Robots of the World, Unite!

August 07, 2017

The idea of “technological unemployment” goes back at least to Aristotle, who suggested that human labor would be unnecessary with sufficient technological advances. John Stuart Mill even suggested prohibiting technology lest in its relentless advancement, it stomped all workers to death. And the Luddites famously destroyed machines they feared would take their jobs. But since widespread prosperity and employment kept pace with technology for a time, any concerns that automation would render most workers useless were dismissed as a “Luddite fallacy.” But in 2014, former skeptic Larry Summers of Harvard University said he finally believed that technology would displace huge segments of the work force and that this was nothing to celebrate: “This isn’t some hypothetical future possibility.
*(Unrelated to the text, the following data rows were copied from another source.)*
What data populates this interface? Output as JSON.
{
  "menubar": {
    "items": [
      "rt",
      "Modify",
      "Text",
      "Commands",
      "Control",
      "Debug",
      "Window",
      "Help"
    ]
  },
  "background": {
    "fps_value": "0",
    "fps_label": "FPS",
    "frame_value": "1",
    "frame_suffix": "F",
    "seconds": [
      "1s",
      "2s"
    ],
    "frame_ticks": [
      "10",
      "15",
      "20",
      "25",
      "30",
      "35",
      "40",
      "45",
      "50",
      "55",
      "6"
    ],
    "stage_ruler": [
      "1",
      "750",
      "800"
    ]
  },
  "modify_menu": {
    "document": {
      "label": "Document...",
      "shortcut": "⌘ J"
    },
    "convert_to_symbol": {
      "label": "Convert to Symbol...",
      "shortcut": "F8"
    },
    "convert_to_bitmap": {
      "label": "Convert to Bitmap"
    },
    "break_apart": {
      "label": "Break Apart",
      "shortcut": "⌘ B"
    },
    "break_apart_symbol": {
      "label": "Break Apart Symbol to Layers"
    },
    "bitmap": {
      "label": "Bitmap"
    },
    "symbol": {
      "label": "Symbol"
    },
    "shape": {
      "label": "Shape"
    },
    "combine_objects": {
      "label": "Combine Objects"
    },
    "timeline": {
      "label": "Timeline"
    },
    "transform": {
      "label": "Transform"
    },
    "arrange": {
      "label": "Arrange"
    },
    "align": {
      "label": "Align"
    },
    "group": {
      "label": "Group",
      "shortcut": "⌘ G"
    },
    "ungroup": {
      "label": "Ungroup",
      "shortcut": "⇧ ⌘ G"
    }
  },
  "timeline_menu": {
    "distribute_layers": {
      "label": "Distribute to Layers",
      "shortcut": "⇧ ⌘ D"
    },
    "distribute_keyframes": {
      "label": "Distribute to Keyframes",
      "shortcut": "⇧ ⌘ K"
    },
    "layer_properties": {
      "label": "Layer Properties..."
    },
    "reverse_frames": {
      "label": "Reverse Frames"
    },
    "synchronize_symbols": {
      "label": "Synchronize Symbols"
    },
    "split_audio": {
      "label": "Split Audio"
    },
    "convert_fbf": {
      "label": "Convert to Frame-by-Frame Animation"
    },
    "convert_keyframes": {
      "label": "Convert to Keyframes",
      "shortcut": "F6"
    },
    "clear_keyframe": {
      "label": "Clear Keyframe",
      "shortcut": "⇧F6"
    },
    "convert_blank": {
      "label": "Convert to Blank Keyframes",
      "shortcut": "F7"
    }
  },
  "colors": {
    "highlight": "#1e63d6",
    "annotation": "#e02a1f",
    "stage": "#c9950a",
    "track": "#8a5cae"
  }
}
This is something that’s emerging before us right now.”

Amplifying fears of mass unemployment and the consequent widespread purposeless anomie is something that until very recently was only considered the domain of dystopian sci-fi novels: The idea that robots will one day acquire sufficient intelligence to dominate or even eradicate humanity. This is not a fear exclusive to schizophrenics and speed freaks: Tech titan Elon Musk, who’s worth an estimated $21 billion, says he’s “terrified” of AI and warned a gathering of US state governors that it “poses a fundamental risk to the existence of human civilization.”
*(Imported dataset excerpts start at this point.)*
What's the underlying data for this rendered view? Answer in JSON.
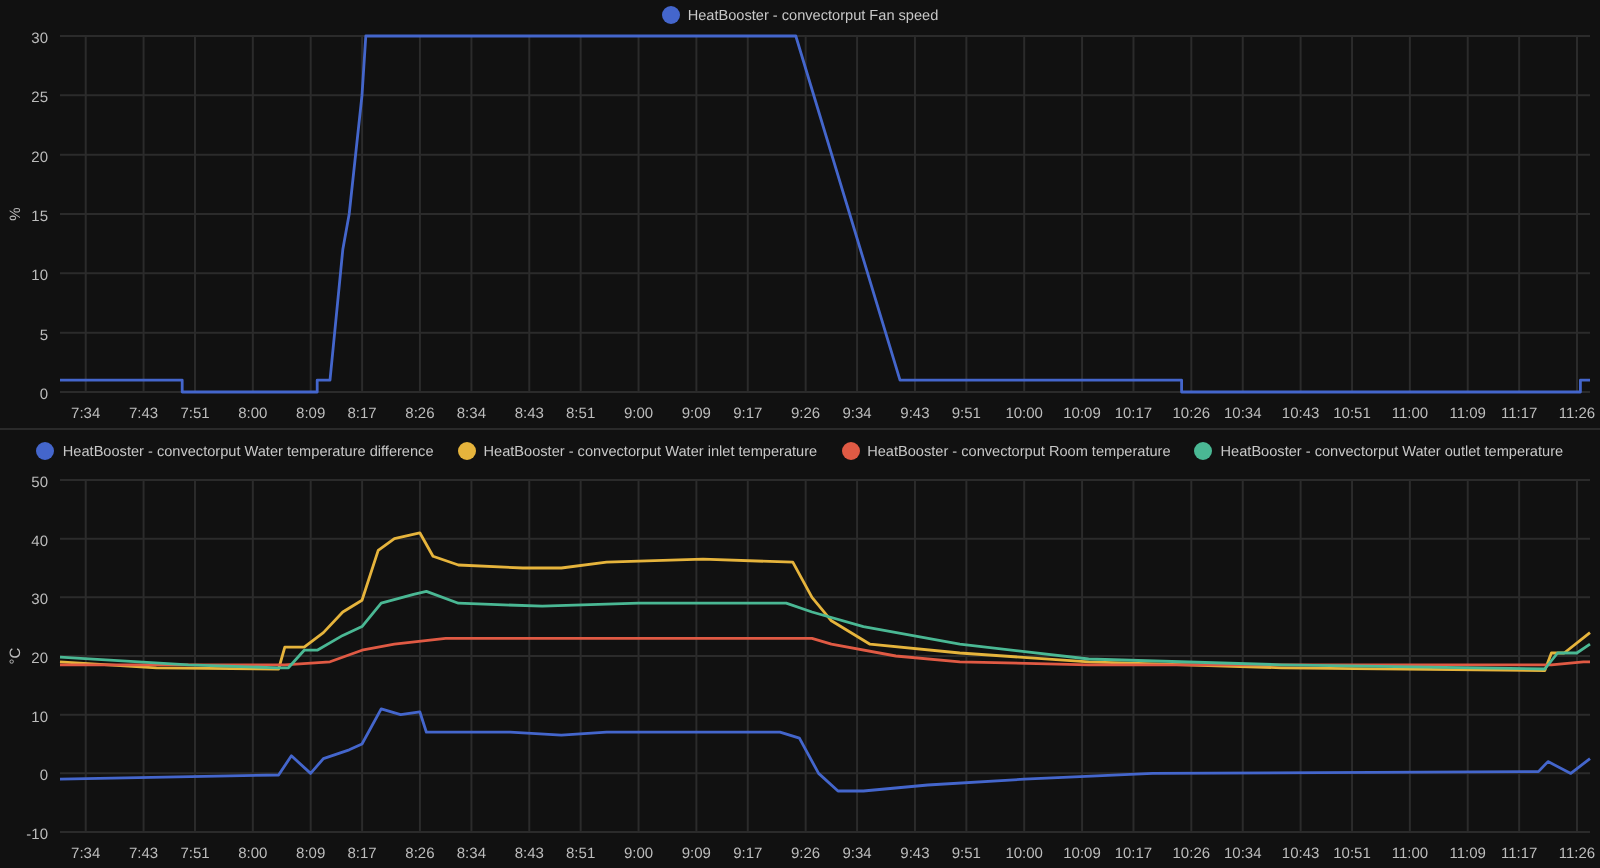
{
  "panels": [
    {
      "chart_data": {
        "type": "line",
        "grid": true,
        "ylabel": "%",
        "xlim": [
          7.5,
          11.467
        ],
        "ylim": [
          0,
          30
        ],
        "yticks": [
          0,
          5,
          10,
          15,
          20,
          25,
          30
        ],
        "xticks": [
          {
            "value": 7.5667,
            "label": "7:34"
          },
          {
            "value": 7.7167,
            "label": "7:43"
          },
          {
            "value": 7.85,
            "label": "7:51"
          },
          {
            "value": 8,
            "label": "8:00"
          },
          {
            "value": 8.15,
            "label": "8:09"
          },
          {
            "value": 8.2833,
            "label": "8:17"
          },
          {
            "value": 8.4333,
            "label": "8:26"
          },
          {
            "value": 8.5667,
            "label": "8:34"
          },
          {
            "value": 8.7167,
            "label": "8:43"
          },
          {
            "value": 8.85,
            "label": "8:51"
          },
          {
            "value": 9,
            "label": "9:00"
          },
          {
            "value": 9.15,
            "label": "9:09"
          },
          {
            "value": 9.2833,
            "label": "9:17"
          },
          {
            "value": 9.4333,
            "label": "9:26"
          },
          {
            "value": 9.5667,
            "label": "9:34"
          },
          {
            "value": 9.7167,
            "label": "9:43"
          },
          {
            "value": 9.85,
            "label": "9:51"
          },
          {
            "value": 10,
            "label": "10:00"
          },
          {
            "value": 10.15,
            "label": "10:09"
          },
          {
            "value": 10.2833,
            "label": "10:17"
          },
          {
            "value": 10.4333,
            "label": "10:26"
          },
          {
            "value": 10.5667,
            "label": "10:34"
          },
          {
            "value": 10.7167,
            "label": "10:43"
          },
          {
            "value": 10.85,
            "label": "10:51"
          },
          {
            "value": 11,
            "label": "11:00"
          },
          {
            "value": 11.15,
            "label": "11:09"
          },
          {
            "value": 11.2833,
            "label": "11:17"
          },
          {
            "value": 11.4333,
            "label": "11:26"
          }
        ],
        "series": [
          {
            "name": "HeatBooster - convectorput Fan speed",
            "color": "#4466cc",
            "x": [
              7.5,
              7.817,
              7.817,
              8.167,
              8.167,
              8.2,
              8.233,
              8.25,
              8.283,
              8.293,
              9.408,
              9.678,
              10.408,
              10.408,
              11.442,
              11.442,
              11.467
            ],
            "values": [
              1,
              1,
              0,
              0,
              1,
              1,
              12,
              15,
              25,
              30,
              30,
              1,
              1,
              0,
              0,
              1,
              1
            ]
          }
        ]
      }
    },
    {
      "chart_data": {
        "type": "line",
        "grid": true,
        "ylabel": "°C",
        "xlim": [
          7.5,
          11.467
        ],
        "ylim": [
          -10,
          50
        ],
        "yticks": [
          -10,
          0,
          10,
          20,
          30,
          40,
          50
        ],
        "xticks": [
          {
            "value": 7.5667,
            "label": "7:34"
          },
          {
            "value": 7.7167,
            "label": "7:43"
          },
          {
            "value": 7.85,
            "label": "7:51"
          },
          {
            "value": 8,
            "label": "8:00"
          },
          {
            "value": 8.15,
            "label": "8:09"
          },
          {
            "value": 8.2833,
            "label": "8:17"
          },
          {
            "value": 8.4333,
            "label": "8:26"
          },
          {
            "value": 8.5667,
            "label": "8:34"
          },
          {
            "value": 8.7167,
            "label": "8:43"
          },
          {
            "value": 8.85,
            "label": "8:51"
          },
          {
            "value": 9,
            "label": "9:00"
          },
          {
            "value": 9.15,
            "label": "9:09"
          },
          {
            "value": 9.2833,
            "label": "9:17"
          },
          {
            "value": 9.4333,
            "label": "9:26"
          },
          {
            "value": 9.5667,
            "label": "9:34"
          },
          {
            "value": 9.7167,
            "label": "9:43"
          },
          {
            "value": 9.85,
            "label": "9:51"
          },
          {
            "value": 10,
            "label": "10:00"
          },
          {
            "value": 10.15,
            "label": "10:09"
          },
          {
            "value": 10.2833,
            "label": "10:17"
          },
          {
            "value": 10.4333,
            "label": "10:26"
          },
          {
            "value": 10.5667,
            "label": "10:34"
          },
          {
            "value": 10.7167,
            "label": "10:43"
          },
          {
            "value": 10.85,
            "label": "10:51"
          },
          {
            "value": 11,
            "label": "11:00"
          },
          {
            "value": 11.15,
            "label": "11:09"
          },
          {
            "value": 11.2833,
            "label": "11:17"
          },
          {
            "value": 11.4333,
            "label": "11:26"
          }
        ],
        "series": [
          {
            "name": "HeatBooster - convectorput Water temperature difference",
            "color": "#4466cc",
            "x": [
              7.5,
              8.067,
              8.1,
              8.15,
              8.183,
              8.25,
              8.283,
              8.333,
              8.383,
              8.433,
              8.45,
              8.667,
              8.8,
              8.917,
              9.367,
              9.417,
              9.467,
              9.517,
              9.583,
              9.75,
              10,
              10.333,
              11.333,
              11.358,
              11.417,
              11.467
            ],
            "values": [
              -1,
              -0.3,
              3,
              0,
              2.5,
              4,
              5,
              11,
              10,
              10.5,
              7,
              7,
              6.5,
              7,
              7,
              6,
              0,
              -3,
              -3,
              -2,
              -1,
              0,
              0.3,
              2,
              0,
              2.5
            ]
          },
          {
            "name": "HeatBooster - convectorput Water inlet temperature",
            "color": "#e6b43c",
            "x": [
              7.5,
              7.75,
              8.067,
              8.083,
              8.133,
              8.183,
              8.233,
              8.283,
              8.325,
              8.367,
              8.433,
              8.467,
              8.533,
              8.7,
              8.8,
              8.917,
              9.167,
              9.4,
              9.45,
              9.5,
              9.6,
              9.833,
              10.167,
              10.667,
              11.35,
              11.367,
              11.4,
              11.467
            ],
            "values": [
              19,
              18,
              17.8,
              21.5,
              21.5,
              24,
              27.5,
              29.5,
              38,
              40,
              41,
              37,
              35.5,
              35,
              35,
              36,
              36.5,
              36,
              30,
              26,
              22,
              20.5,
              19,
              18,
              17.5,
              20.5,
              20.5,
              24
            ]
          },
          {
            "name": "HeatBooster - convectorput Room temperature",
            "color": "#e05a44",
            "x": [
              7.5,
              8.083,
              8.2,
              8.283,
              8.367,
              8.5,
              9.45,
              9.5,
              9.667,
              9.833,
              10.167,
              11.367,
              11.45,
              11.467
            ],
            "values": [
              18.5,
              18.5,
              19,
              21,
              22,
              23,
              23,
              22,
              20,
              19,
              18.5,
              18.5,
              19,
              19
            ]
          },
          {
            "name": "HeatBooster - convectorput Water outlet temperature",
            "color": "#4ab894",
            "x": [
              7.5,
              7.833,
              8.067,
              8.092,
              8.133,
              8.167,
              8.233,
              8.283,
              8.333,
              8.417,
              8.45,
              8.533,
              8.75,
              9,
              9.383,
              9.45,
              9.583,
              9.833,
              10.167,
              10.667,
              11.35,
              11.383,
              11.433,
              11.467
            ],
            "values": [
              19.8,
              18.5,
              18,
              18,
              21,
              21,
              23.5,
              25,
              29,
              30.5,
              31,
              29,
              28.5,
              29,
              29,
              27.5,
              25,
              22,
              19.5,
              18.5,
              17.8,
              20.5,
              20.5,
              22
            ]
          }
        ]
      }
    }
  ]
}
As a partial remedy for the looming “Robocalypse,” Musk recommends a universal basic income. While this might allow the economy to keep chugging along, at least for a little while, it won’t address the deep scars that feeling worthless inflicts on the human psyche. For whatever stupid reason, people need to feel needed. For many humans, feeling dependent is even more demoralizing than feeling exploited.

Combined with the atomizing effects of coerced diversity, society faces the unsavory specter of generations of once-vital people set free to do nothing and be nothing, smacked in the face with the double-handed bitch slaps of economics and demographics.
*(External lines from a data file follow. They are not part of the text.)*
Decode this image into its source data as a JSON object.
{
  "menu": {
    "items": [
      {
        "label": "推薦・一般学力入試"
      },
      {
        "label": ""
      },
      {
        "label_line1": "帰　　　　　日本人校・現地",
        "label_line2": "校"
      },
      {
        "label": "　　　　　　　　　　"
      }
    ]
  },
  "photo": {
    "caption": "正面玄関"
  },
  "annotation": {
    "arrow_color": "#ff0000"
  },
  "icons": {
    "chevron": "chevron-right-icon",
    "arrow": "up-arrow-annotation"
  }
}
The most terrifying future dystopia may not involve a surfeit of workers and a scarcity of goods. Technology might save the day in the sense that everyone has three meals to eat, a warm place to sleep, and lives to be three hundred years old.

The problem may lie in billions of humans who serve no useful purpose.

The great bulk of humanity may be left idle and abjectly dependent—self-hating parasites who can only take because they have nothing to give. For all they’ll wind up losing in what it means to be human, they might as well be robots, anyway.